In the event that Patients' Forums are not set
up at foundation trusts, it is unclear who, other than the Regulator
and CHAI (infrequently), will monitor the day to day services
delivered by the trust, unless that role is given to the Forums
of all the commissioning PCTs.
It will not be possible for the PCTs themselves
to hold the foundation trust to account through the commissioning
process. PCTs will be required to sign long term, binding contracts
with foundation trusts as the trusts will depend on these contracts
to allow them to borrow on the open market. It is therefore unrealistic
to suppose that PCTs can enter into expensive legal wrangles with
the trust whenever they feel that contractual obligations are
not being met.
Neither would the PCTs be able to hold the trust
to account by taking those contracts elsewhere. Local people want
to be treated in their local hospital. PCTs are anyway constrained
in their purchasing power, and small PCTs commissioning services
from a major teaching hospital are not equal members in that partnership.

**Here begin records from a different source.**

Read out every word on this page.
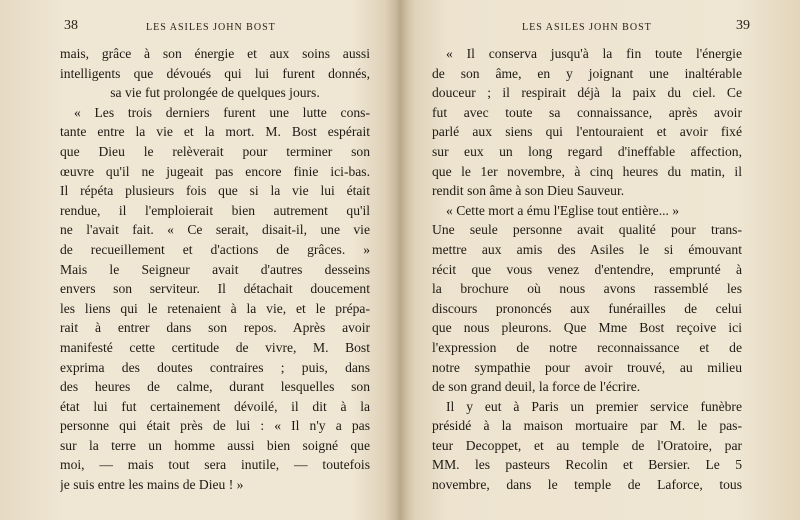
38	LES ASILES JOHN BOST
mais, grâce à son énergie et aux soins aussi
intelligents que dévoués qui lui furent donnés,
sa vie fut prolongée de quelques jours.
« Les trois derniers furent une lutte cons-
tante entre la vie et la mort. M. Bost espérait
que Dieu le relèverait pour terminer son
œuvre qu'il ne jugeait pas encore finie ici-bas.
Il répéta plusieurs fois que si la vie lui était
rendue, il l'emploierait bien autrement qu'il
ne l'avait fait. « Ce serait, disait-il, une vie
de recueillement et d'actions de grâces. »
Mais le Seigneur avait d'autres desseins
envers son serviteur. Il détachait doucement
les liens qui le retenaient à la vie, et le prépa-
rait à entrer dans son repos. Après avoir
manifesté cette certitude de vivre, M. Bost
exprima des doutes contraires ; puis, dans
des heures de calme, durant lesquelles son
état lui fut certainement dévoilé, il dit à la
personne qui était près de lui : « Il n'y a pas
sur la terre un homme aussi bien soigné que
moi, — mais tout sera inutile, — toutefois
je suis entre les mains de Dieu ! »
LES ASILES JOHN BOST	39
« Il conserva jusqu'à la fin toute l'énergie
de son âme, en y joignant une inaltérable
douceur ; il respirait déjà la paix du ciel. Ce
fut avec toute sa connaissance, après avoir
parlé aux siens qui l'entouraient et avoir fixé
sur eux un long regard d'ineffable affection,
que le 1er novembre, à cinq heures du matin, il
rendit son âme à son Dieu Sauveur.
« Cette mort a ému l'Eglise tout entière... »
Une seule personne avait qualité pour trans-
mettre aux amis des Asiles le si émouvant
récit que vous venez d'entendre, emprunté à
la brochure où nous avons rassemblé les
discours prononcés aux funérailles de celui
que nous pleurons. Que Mme Bost reçoive ici
l'expression de notre reconnaissance et de
notre sympathie pour avoir trouvé, au milieu
de son grand deuil, la force de l'écrire.
Il y eut à Paris un premier service funèbre
présidé à la maison mortuaire par M. le pas-
teur Decoppet, et au temple de l'Oratoire, par
MM. les pasteurs Recolin et Bersier. Le 5
novembre, dans le temple de Laforce, tous
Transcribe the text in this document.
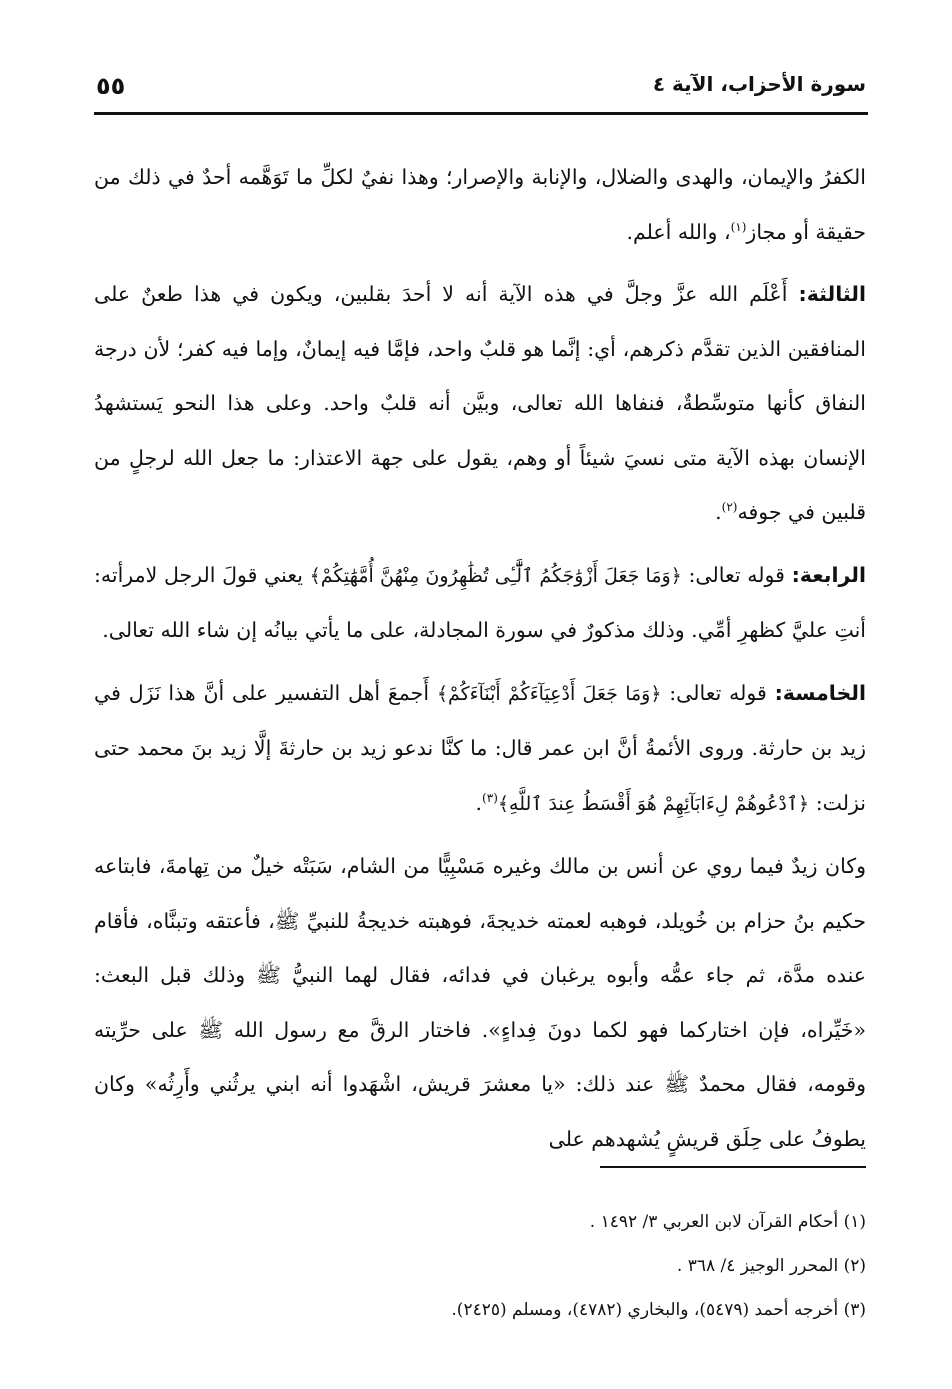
سورة الأحزاب، الآية ٤
٥٥

الكفرُ والإيمان، والهدى والضلال، والإنابة والإصرار؛ وهذا نفيٌ لكلِّ ما تَوَهَّمه أحدٌ في ذلك من حقيقة أو مجاز$^{(١)}$، والله أعلم.

الثالثة: أَعْلَم الله عزَّ وجلَّ في هذه الآية أنه لا أحدَ بقلبين، ويكون في هذا طعنٌ على المنافقين الذين تقدَّم ذكرهم، أي: إنَّما هو قلبٌ واحد، فإمَّا فيه إيمانٌ، وإما فيه كفر؛ لأن درجة النفاق كأنها متوسِّطةٌ، فنفاها الله تعالى، وبيَّن أنه قلبٌ واحد. وعلى هذا النحو يَستشهدُ الإنسان بهذه الآية متى نسيَ شيئاً أو وهم، يقول على جهة الاعتذار: ما جعل الله لرجلٍ من قلبين في جوفه$^{(٢)}$.

الرابعة: قوله تعالى: ﴿وَمَا جَعَلَ أَزْوَٰجَكُمُ ٱلَّٰٓـِٔى تُظَٰهِرُونَ مِنْهُنَّ أُمَّهَٰتِكُمْ﴾ يعني قولَ الرجل لامرأته: أنتِ عليَّ كظهرِ أمِّي. وذلك مذكورٌ في سورة المجادلة، على ما يأتي بيانُه إن شاء الله تعالى.

الخامسة: قوله تعالى: ﴿وَمَا جَعَلَ أَدْعِيَآءَكُمْ أَبْنَآءَكُمْ﴾ أَجمعَ أهل التفسير على أنَّ هذا نَزَل في زيد بن حارثة. وروى الأئمةُ أنَّ ابن عمر قال: ما كنَّا ندعو زيد بن حارثةَ إلَّا زيد بنَ محمد حتى نزلت: ﴿ٱدْعُوهُمْ لِءَابَآئِهِمْ هُوَ أَقْسَطُ عِندَ ٱللَّهِ﴾$^{(٣)}$.

وكان زيدٌ فيما روي عن أنس بن مالك وغيره مَسْبِيًّا من الشام، سَبَتْه خيلٌ من تِهامةَ، فابتاعه حكيم بنُ حزام بن خُويلد، فوهبه لعمته خديجةَ، فوهبته خديجةُ للنبيِّ ﷺ، فأعتقه وتبنَّاه، فأقام عنده مدَّة، ثم جاء عمُّه وأبوه يرغبان في فدائه، فقال لهما النبيُّ ﷺ وذلك قبل البعث: «خَيِّراه، فإن اختاركما فهو لكما دونَ فِداءٍ». فاختار الرقَّ مع رسول الله ﷺ على حرِّيته وقومه، فقال محمدٌ ﷺ عند ذلك: «يا معشرَ قريش، اشْهَدوا أنه ابني يرثُني وأَرِثُه» وكان يطوفُ على حِلَق قريشٍ يُشهدهم على

(١) أحكام القرآن لابن العربي ٣/ ١٤٩٢ .
(٢) المحرر الوجيز ٤/ ٣٦٨ .
(٣) أخرجه أحمد (٥٤٧٩)، والبخاري (٤٧٨٢)، ومسلم (٢٤٢٥).
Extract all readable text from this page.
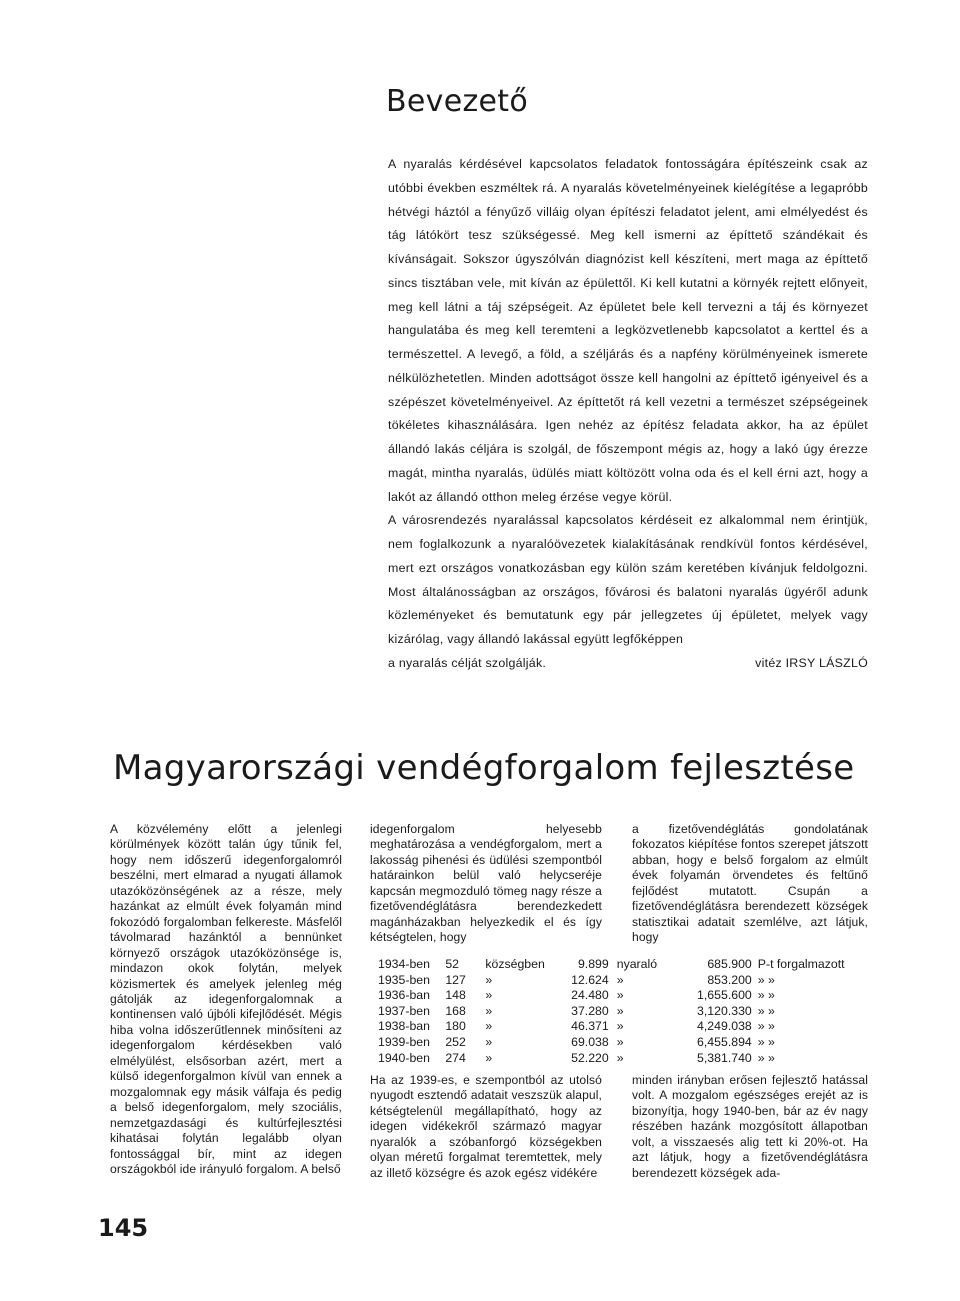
Bevezető

A nyaralás kérdésével kapcsolatos feladatok fontosságára építészeink csak az utóbbi években eszméltek rá. A nyaralás követelményeinek kielégítése a legapróbb hétvégi háztól a fényűző villáig olyan építészi feladatot jelent, ami elmélyedést és tág látókört tesz szükségessé. Meg kell ismerni az építtető szándékait és kívánságait. Sokszor úgyszólván diagnózist kell készíteni, mert maga az építtető sincs tisztában vele, mit kíván az épülettől. Ki kell kutatni a környék rejtett előnyeit, meg kell látni a táj szépségeit. Az épületet bele kell tervezni a táj és környezet hangulatába és meg kell teremteni a legközvetlenebb kapcsolatot a kerttel és a természettel. A levegő, a föld, a széljárás és a napfény körülményeinek ismerete nélkülözhetetlen. Minden adottságot össze kell hangolni az építtető igényeivel és a szépészet követelményeivel. Az építtetőt rá kell vezetni a természet szépségeinek tökéletes kihasználására. Igen nehéz az építész feladata akkor, ha az épület állandó lakás céljára is szolgál, de főszempont mégis az, hogy a lakó úgy érezze magát, mintha nyaralás, üdülés miatt költözött volna oda és el kell érni azt, hogy a lakót az állandó otthon meleg érzése vegye körül.

A városrendezés nyaralással kapcsolatos kérdéseit ez alkalommal nem érintjük, nem foglalkozunk a nyaralóövezetek kialakításának rendkívül fontos kérdésével, mert ezt országos vonatkozásban egy külön szám keretében kívánjuk feldolgozni. Most általánosságban az országos, fővárosi és balatoni nyaralás ügyéről adunk közleményeket és bemutatunk egy pár jellegzetes új épületet, melyek vagy kizárólag, vagy állandó lakással együtt legfőképpen

a nyaralás célját szolgálják.	vitéz IRSY LÁSZLÓ
Magyarországi vendégforgalom fejlesztése
A közvélemény előtt a jelenlegi körülmények között talán úgy tűnik fel, hogy nem időszerű idegenforgalomról beszélni, mert elmarad a nyugati államok utazóközönségének az a része, mely hazánkat az elmúlt évek folyamán mind fokozódó forgalomban felkereste. Másfelől távolmarad hazánktól a bennünket környező országok utazóközönsége is, mindazon okok folytán, melyek közismertek és amelyek jelenleg még gátolják az idegenforgalomnak a kontinensen való újbóli kifejlődését. Mégis hiba volna időszerűtlennek minősíteni az idegenforgalom kérdésekben való elmélyülést, elsősorban azért, mert a külső idegenforgalmon kívül van ennek a mozgalomnak egy másik válfaja és pedig a belső idegenforgalom, mely szociális, nemzetgazdasági és kultúrfejlesztési kihatásai folytán legalább olyan fontossággal bír, mint az idegen országokból ide irányuló forgalom. A belső
idegenforgalom helyesebb meghatározása a vendégforgalom, mert a lakosság pihenési és üdülési szempontból határainkon belül való helycseréje kapcsán megmozduló tömeg nagy része a fizetővendéglátásra berendezkedett magánházakban helyezkedik el és így kétségtelen, hogy
a fizetővendéglátás gondolatának fokozatos kiépítése fontos szerepet játszott abban, hogy e belső forgalom az elmúlt évek folyamán örvendetes és feltűnő fejlődést mutatott. Csupán a fizetővendéglátásra berendezett községek statisztikai adatait szemlélve, azt látjuk, hogy
1934-ben	52	községben	9.899	nyaraló	685.900	P-t forgalmazott
1935-ben	127	»	12.624	»	853.200	» »
1936-ban	148	»	24.480	»	1,655.600	» »
1937-ben	168	»	37.280	»	3,120.330	» »
1938-ban	180	»	46.371	»	4,249.038	» »
1939-ben	252	»	69.038	»	6,455.894	» »
1940-ben	274	»	52.220	»	5,381.740	» »
Ha az 1939-es, e szempontból az utolsó nyugodt esztendő adatait veszszük alapul, kétségtelenül megállapítható, hogy az idegen vidékekről származó magyar nyaralók a szóbanforgó községekben olyan méretű forgalmat teremtettek, mely az illető községre és azok egész vidékére
minden irányban erősen fejlesztő hatással volt. A mozgalom egészséges erejét az is bizonyítja, hogy 1940-ben, bár az év nagy részében hazánk mozgósított állapotban volt, a visszaesés alig tett ki 20%-ot. Ha azt látjuk, hogy a fizetővendéglátásra berendezett községek ada-
145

There is also concern that where a decision
by a foundation trust to vary its regulated services is contested
by an Overview & Scrutiny Committee, reference is only to
the Independent Regulator and not, as is the case of all other
trusts, to the Independent Reconfiguration Panel (unless referral
is made by the Regulator).
The SHA also notes the likely reduction in the
role of the Strategic Health Authority, and fears the loss of
an informed and coherent overview of a local health economy.
BREACH OF
LICENCEPROVISION
FOR THE
INDEPENDENT REGULATOR
TO INTERVENE
In the event of foundation trusts being established,
the SHA believes that an Overview & Scrutiny Committee should
also have the power to trigger an intervention by the Independent
Regulator, particularly where they provide services on behalf
of a local authority.
CONCLUSION
The SHA is committed to the NHS. It is also
committed to extending democratic accountability to the whole
of the NHS. The SHA feels this will be better achieved by seeking
greater involvement by local government in the governance of PCTs,
which have a local population responsibility. The strength of
the NHS is that it is a national, value-driven not-for-profit-service,
and this strength should be retained at all costs.